Autosomal Recessive Disorders
More common than dominant
aa= Affected
Aa= carrier
AA= not affected
1. Tay Sachs Disease- Very Fatal. Degeneration of the CNS. Chromosomal abnormality on chromosome 15. Missing an enzyme called hexokinase A which is found in lysosomes and are supposed to break down lipids. Lipids called ganglions start to cumulate and affect nerves and muscles.
Heterozygote Advantage- Against tuberculosis
2. Cystic Fibrosis- Mucinosis
Chromosomal affect on 7 and affects the CFTR (cystic fibrosis transmembrane regulator) affects the amount of chloride. Which then effects the amount of water and sodium in cells. Creates mucus which causes lung infections and affects the pancreas stopping enzymes from breaking down food for fuel. Infertile, poor growth.
Heterozygote Advantage: TB, cholera and typhoid.
3. Phenylketonuria (PKU)
Chromosomal abnormality of chromosome 12. Causes affects to enzyme Phenylalanine dehydroxylate. Phenylalanine cannot be metabolized which affects tyrosine. Tyrosine produces melanin so the person can have albinism. The person can also have poor teeth, hyperactivity and developmental delays.
Sickle Cell Amenia: Mutation in the HB gene located on chromosome 11. Causes RBC to have a sickle shape.

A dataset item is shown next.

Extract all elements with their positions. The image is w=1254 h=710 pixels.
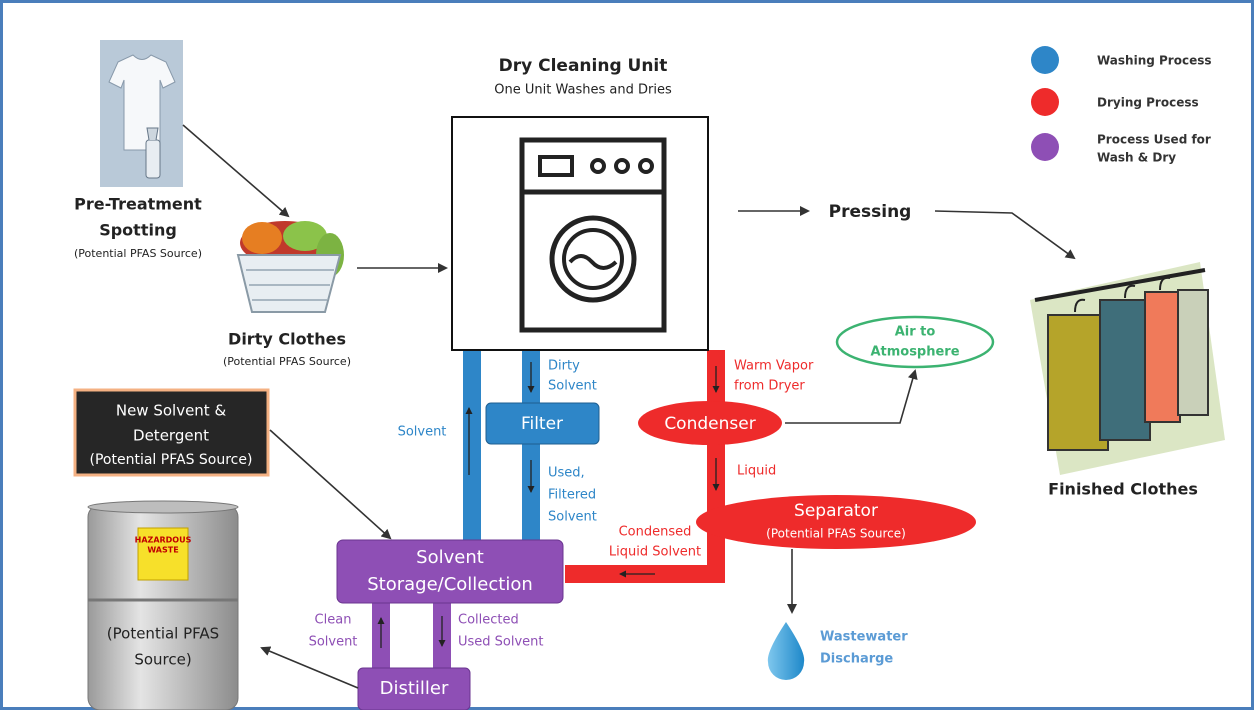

Causes blood clots, anemia, infections and damage to organs. Heterozygote advantage against malaria.
Chromosomal Abnormalities
Polyploidy: Eukaryotes that are born with an extra set of chromosomes. Tripody: 3n and tetraploids (4n)

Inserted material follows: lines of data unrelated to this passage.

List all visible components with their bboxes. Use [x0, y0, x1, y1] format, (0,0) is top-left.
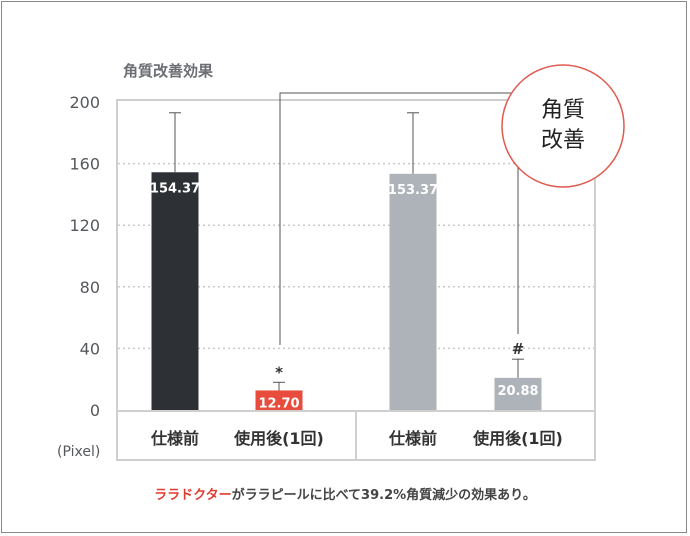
- comparison-bracket: [279, 92, 519, 345]
- category-label: 使用後(1回): [472, 429, 563, 448]
- bar-group: 12.70 *: [255, 363, 303, 411]
- category-label: 仕様前: [388, 429, 437, 448]
- bar-group: 20.88 #: [494, 340, 542, 410]
- bars: 154.37 12.70 * 153.37 20.88 #: [150, 112, 542, 411]
- bar: [151, 172, 199, 410]
- y-axis: 0 40 80 120 160 200: [69, 93, 100, 420]
- category-label: 仕様前: [150, 429, 199, 448]
- footer-text: がララピールに比べて39.2%角質減少の効果あり。: [231, 488, 536, 503]
- unit-label: (Pixel): [57, 444, 100, 460]
- badge-line-1: 角質: [541, 98, 585, 123]
- footer-brand: ララドクター: [154, 488, 232, 503]
- bar: [255, 390, 303, 410]
- significance-mark: #: [512, 340, 525, 358]
- bar: [494, 377, 542, 410]
- x-axis: 仕様前 使用後(1回) 仕様前 使用後(1回): [150, 429, 563, 448]
- improvement-badge: [501, 64, 625, 188]
- chart-title: 角質改善効果: [123, 62, 214, 80]
- y-tick-label: 0: [90, 401, 100, 420]
- bar-group: 153.37: [388, 112, 438, 410]
- y-tick-label: 120: [69, 216, 100, 235]
- category-label: 使用後(1回): [233, 429, 324, 448]
- bar-group: 154.37: [150, 112, 200, 410]
- y-tick-label: 40: [80, 339, 100, 358]
- badge-line-2: 改善: [541, 128, 585, 153]
- significance-mark: *: [275, 363, 283, 381]
- bar-value-label: 20.88: [497, 384, 538, 399]
- y-tick-label: 80: [80, 278, 100, 297]
- bar-value-label: 154.37: [150, 181, 200, 196]
- bar-value-label: 153.37: [388, 183, 438, 198]
- y-tick-label: 160: [69, 155, 100, 174]
- bar: [389, 173, 437, 410]
- y-tick-label: 200: [69, 93, 100, 112]
- bar-value-label: 12.70: [258, 396, 299, 411]
- footer-note: ララドクターがララピールに比べて39.2%角質減少の効果あり。: [0, 484, 690, 503]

-Lethal in humans but is seen a lot in plants. Plants that have an odd number of chromosomes will spontaneously double to become fertile. Causes by nondisjunction during anaphase I
Aneuploidy: Either born with one missing or extra chromosome. Due to nondisjunction of meiosis I or II
Monosomy: (2n-1) Missing a chromosome of one type
Trisomy: (2n+1). One more
Nondisjunction
Primary Nondisjunction- Has to do with meiosis 1
Secondary Nondisjunction- Meiosis 2
Primary Nondisjunction- In Anaphase 1, it produces gametes with one more chromosome and one without that certain chromosome. The one that has extra is Disomic and the other is Nullisomic. Disomic makes 2 trisomy after meiosis 2. Nullisomic makes 2 monosomy cells after meiosis 2.

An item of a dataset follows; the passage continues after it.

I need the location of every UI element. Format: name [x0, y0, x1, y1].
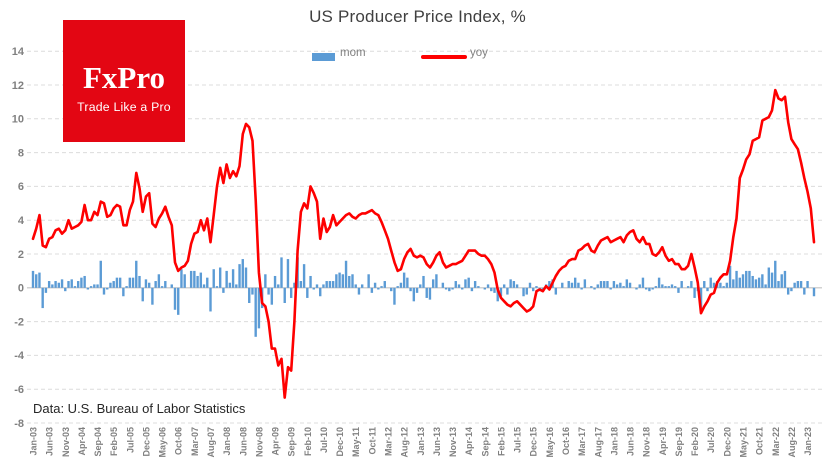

In Secondary Nondisjunction- Meiosis 1 is fine but in meiosis 2 sister chromatids do not separate properly so it makes 2 normal gametes. One monosomic and one trisomy.
Down Syndrome
Short, large tongue that makes speech impairments. 3 copies of chromosome 21. Not passed on by hereditary. 95% from nondisjunction. 5% from translocation in the 14/21 Robertsonian. Down syndrome is also in increased risk if the mother is passed normal reproductive age.
Edwards Syndrome
3 copies of 18th chromosome. Causes small jaw, clenched hands and lowered ears. Many die before birth
Plateau Syndrome
3 copies of 13 chromosome. cause brain defects, seizures, lowered ears and cleft lip.
Autosomes and Monosomy
Autosomes chromosomes 1-22 do not have monosomy because it is lethal
Turner Syndrome
Monosomy of the X chromosome. XO
90% of turner syndrome die before birth. Causes children to have normal intelligence, premature aging, widened chest and nipples. Lack of barr bodies. Barr body is a condensed x chromosome that shows no expression.
Klinefelter Syndrome
XXY or XXXY. Trisomy of the x chromosome. Only seen in males because the Y is still present. Testes and prostate have low developments. Makes the male look young
Jacobs Syndrome
Lack of reading and writing skills. Has trisomy of the Y chromosome. XYY or XYYY. No phenotype difference. No correlation between signs of a more masculine man.
Deletion
Part of the chromosome gets broken off. CAG-> CG
Duplication
Part is duplicated. CAG-> CAG
Inversion
Part of the chromosome is broken off at 2 spots. CAG-> GAC
Translocation
One part of a chromosome is broken off and is put on a non homologous chromosome.
Williams Syndrome
Very small deletion in the 7th chromosome that cannot be seen on a karyotype. Loss of elastin so this leads to premature ageing and cardiovascular issues.
Cri cu chat syndrome
Caused by a deletion of chromosome 5. Makes children sound like a cat call when they cry.
Wilms tumor and aniridia
Wilms tumor is cancer in kidneys of children. Aniridia is when the iris of the eye is missing and this is due to a missing piece of chromosome 11.